Well, it's not over. It's going to be the worst economic time since the second World War, and that's because we had the worst excesses since the second World War. Certainly in the financial community what the governments are doing — they're making mistakes. In 1929 we had the stock market bubble pop, which was leading to a recession, but then the politicians all over the world made a lot of mistakes and turned what should have been a normal recession into a depression. I see the politicians making mistakes now, which may turn this into much much worse than it should be. The Federal Reserve and Treasury have more than doubled the American debt in the past three months. You and I are going to have to pay this off someday, and it's staggering.

You're not concerned about systemic risk? That if they hadn't taken the steps they did, things might be much worse?

When Lehman Brothers calls up [Treasury Secretary Hank] Paulson, what do you expect them to say? "Gosh, I got to worry about my Maserati or my plane payments?" No. They call up and shriek about systemic risk. Come on. Investment banks have been going bankrupt for hundreds of years and the world has still somehow survived. This approach has never worked. This is what the Japanese did in the 1990s. They refused to let anyone fail. And they had zombie banks and zombie companies.
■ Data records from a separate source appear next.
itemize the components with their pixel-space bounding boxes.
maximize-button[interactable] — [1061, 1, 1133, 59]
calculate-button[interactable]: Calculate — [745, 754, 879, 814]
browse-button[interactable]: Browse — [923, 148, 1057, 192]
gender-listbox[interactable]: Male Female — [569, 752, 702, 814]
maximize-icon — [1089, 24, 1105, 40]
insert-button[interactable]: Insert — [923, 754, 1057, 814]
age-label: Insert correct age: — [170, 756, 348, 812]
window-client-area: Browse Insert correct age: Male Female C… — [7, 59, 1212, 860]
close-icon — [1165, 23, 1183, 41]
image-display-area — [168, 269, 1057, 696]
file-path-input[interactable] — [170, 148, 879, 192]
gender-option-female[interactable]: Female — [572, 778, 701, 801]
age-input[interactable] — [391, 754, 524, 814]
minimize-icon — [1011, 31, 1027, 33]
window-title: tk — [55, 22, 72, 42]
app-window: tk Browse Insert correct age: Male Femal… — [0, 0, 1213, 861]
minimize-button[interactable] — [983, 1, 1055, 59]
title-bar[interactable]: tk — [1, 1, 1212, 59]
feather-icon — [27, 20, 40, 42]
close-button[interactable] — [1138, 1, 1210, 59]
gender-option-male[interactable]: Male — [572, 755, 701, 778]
The way the system is supposed to work is when we have bad times, the assets moves from the incompetent to the competent, and then the competent start with renewed strength and the system rebuilds itself.

A lot of very sophisticated investors have lost a lot of money in this market. What is the ordinary investor supposed to do?

They should only be investing in things they themselves know a lot about. They shouldn't be listening to me or anybody else. If you know a lot about cars or fashion or something you should find great investments in that field. You're know a lot more about it than any Wall Streeter or hedge fund manager, because that's your passion.

So people should follow your advice about commodities only if they're farmers?

We all know about cotton. None of us had a clue what a dot-com was, but we all know what orange juice is. Before you go to work every morning, you use cotton and wool and silk and rubber and rice and wheat and corn and orange juice and coffee and sugar. Nobody can understand IBM. The chairman of the board of IBM can never understand IBM completely. It's got hundreds of thousands of employees. All you've got to do with cotton is figure out if there's too much or too little. That is not easy to do, but it is a lot simpler than understanding IBM or Toyota.

Are you riding a motorcycle much these days?

No, you break my heart. I haven't ridden a motorcycle in 10 years. If I had a bike now, I would take my little girls riding. But I've just been doing other things.